"I Am Not Desperate" — Ashmusy Breaks Taboos, Reveals Egg Freezing Journey Saved Her from the Wrong Marriage
Popular Nigerian media personality and skitmaker Amarachi Amusi, widely known as Ashmusy, has opened up about her decision to freeze her eggs, declaring that turning 30 has not made her desperate for marriage.
Speaking during a candid appearance on the Echo Room podcast, the digital creator revealed that she recently took the medical step to safeguard her future dream of motherhood. This decision, she explained, has completely alleviated the societal pressure often placed on Nigerian women as they enter their thirties.
Ashmusy admitted that before undergoing the procedure, she came dangerously close to tying the knot with a partner she knew was wrong for her, driven entirely by panic over her "biological clock."
"Honestly, most women who rush into marriage early do so because of the myth of the biological clock," Ashmusy shared during the episode. "With that rush, you now end up getting into the wrong marriage. I almost did. I knew the man wasn’t my ideal husband, but I wanted to get married to him because he was ready, and I was desperate to give birth before I clocked 35."

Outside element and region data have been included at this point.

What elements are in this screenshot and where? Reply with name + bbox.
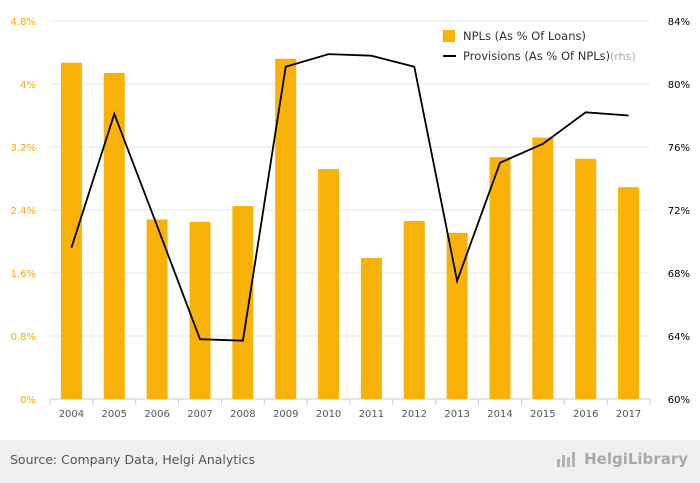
y-left-tick-label: 1.6%	[11, 269, 36, 280]
bar-npl	[360, 258, 382, 399]
y-right-tick-label: 64%	[668, 332, 690, 343]
bar-npl	[318, 169, 340, 399]
y-right-tick-label: 76%	[668, 143, 690, 154]
x-tick-label: 2004	[59, 409, 84, 420]
brand-name: HelgiLibrary	[584, 450, 688, 468]
y-right-tick-label: 80%	[668, 80, 690, 91]
bar-npl	[446, 232, 468, 399]
x-tick-label: 2008	[230, 409, 255, 420]
bar-npl	[146, 219, 168, 399]
y-right-tick-label: 84%	[668, 17, 690, 28]
x-tick-label: 2005	[102, 409, 127, 420]
x-tick-label: 2012	[402, 409, 427, 420]
bar-chart-logo-icon	[557, 452, 576, 467]
bar-npl	[275, 58, 297, 400]
bar-npl	[189, 221, 211, 399]
y-left-tick-label: 0.8%	[11, 332, 36, 343]
line-provisions	[70, 53, 629, 342]
x-tick-label: 2017	[616, 409, 641, 420]
legend-rhs-note: (rhs)	[610, 50, 636, 63]
x-tick-label: 2010	[316, 409, 341, 420]
bar-npl	[489, 157, 511, 399]
bar-npl	[618, 187, 640, 399]
x-tick-label: 2013	[444, 409, 469, 420]
y-left-tick-label: 4.8%	[11, 17, 36, 28]
x-tick-label: 2007	[187, 409, 212, 420]
bar-npl	[232, 206, 254, 399]
y-left-tick-label: 0%	[20, 395, 36, 406]
bar-npl	[575, 158, 597, 399]
footer: Source: Company Data, Helgi Analytics He…	[0, 440, 700, 483]
bar-npl	[60, 62, 82, 400]
legend-swatch-npl	[443, 30, 455, 42]
legend-label-provisions: Provisions (As % Of NPLs)	[463, 49, 610, 63]
y-right-tick-label: 68%	[668, 269, 690, 280]
x-tick-label: 2006	[144, 409, 169, 420]
x-tick-label: 2009	[273, 409, 298, 420]
brand[interactable]: HelgiLibrary	[556, 450, 688, 468]
x-tick-label: 2011	[359, 409, 384, 420]
y-left-tick-label: 3.2%	[11, 143, 36, 154]
bar-npl	[403, 221, 425, 399]
y-left-tick-label: 2.4%	[11, 206, 36, 217]
x-tick-label: 2014	[487, 409, 512, 420]
bar-npl	[532, 137, 554, 400]
y-left-tick-label: 4%	[20, 80, 36, 91]
y-right-tick-label: 72%	[668, 206, 690, 217]
x-tick-label: 2015	[530, 409, 555, 420]
y-right-tick-label: 60%	[668, 395, 690, 406]
bar-npl	[103, 72, 125, 399]
source-text: Source: Company Data, Helgi Analytics	[10, 452, 256, 467]
legend-label-npl: NPLs (As % Of Loans)	[463, 29, 586, 43]
chart-svg: 0% 60% 0.8% 64% 1.6% 68% 2.4% 72% 3.2% 76% 4% 80% 4.…	[11, 17, 690, 420]
x-tick-label: 2016	[573, 409, 598, 420]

Now, however, the influencer feels entirely secure in her timeline. She stated that her frozen eggs act as an insurance policy, allowing her to wait for the right partner without fear.
“I want to get married, but I am not desperate," she added. "Just in case the right suitor doesn’t come, I am already safeguarded... In the next 3 to 10 years, I can confidently go for insemination and have my mixed kid. I want to have a mixed kid."
The Culture Review: Ashmusy’s Egg-Freezing Revelation Is a Massive Win for Nigerian Women
Let’s be completely honest: in a deeply traditional society like Nigeria, a woman turning 30 unmarried is often treated like a national emergency. Family gatherings turn into interrogation sessions, and the societal whisper network starts counting down her "expiry date." By speaking so openly about freezing her eggs, Ashmusy didn't just share personal news—she threw a grenade into a longstanding cultural taboo.
Her transparency is incredibly refreshing and necessary. For decades, the fear of the biological clock has trapped countless brilliant, successful Nigerian women in toxic, unfulfilling, or downright abusive marriages simply because they felt running out of time was worse than being unhappy. Ashmusy admitting she almost fell into that exact same trap out of sheer desperation normalizes a struggle that millions of women experience in silence.
The Power of Choice: Medical advancements like oocyte cryopreservation (egg freezing) are decoupling motherhood from marital status. Ashmusy is using her platform to show young African women that financial success can buy them something far more valuable than designer bags: time and reproductive autonomy.
However, her commentary isn't without its polarizing edges. Her explicit desire to use artificial insemination down the line specifically to have a "mixed kid" is already raising eyebrows across Nigerian social media. Critics will argue it leans into a subtle form of colorism or exoticism, while others view it as just a harmless personal preference.
But regardless of how you feel about her specific family blueprint, the core message here is historic for the Nigerian entertainment landscape. Ashmusy is decoupling motherhood from desperation. She is reminding women that it is infinitely better to freeze your eggs in a clinic than to freeze your happiness in the wrong marriage.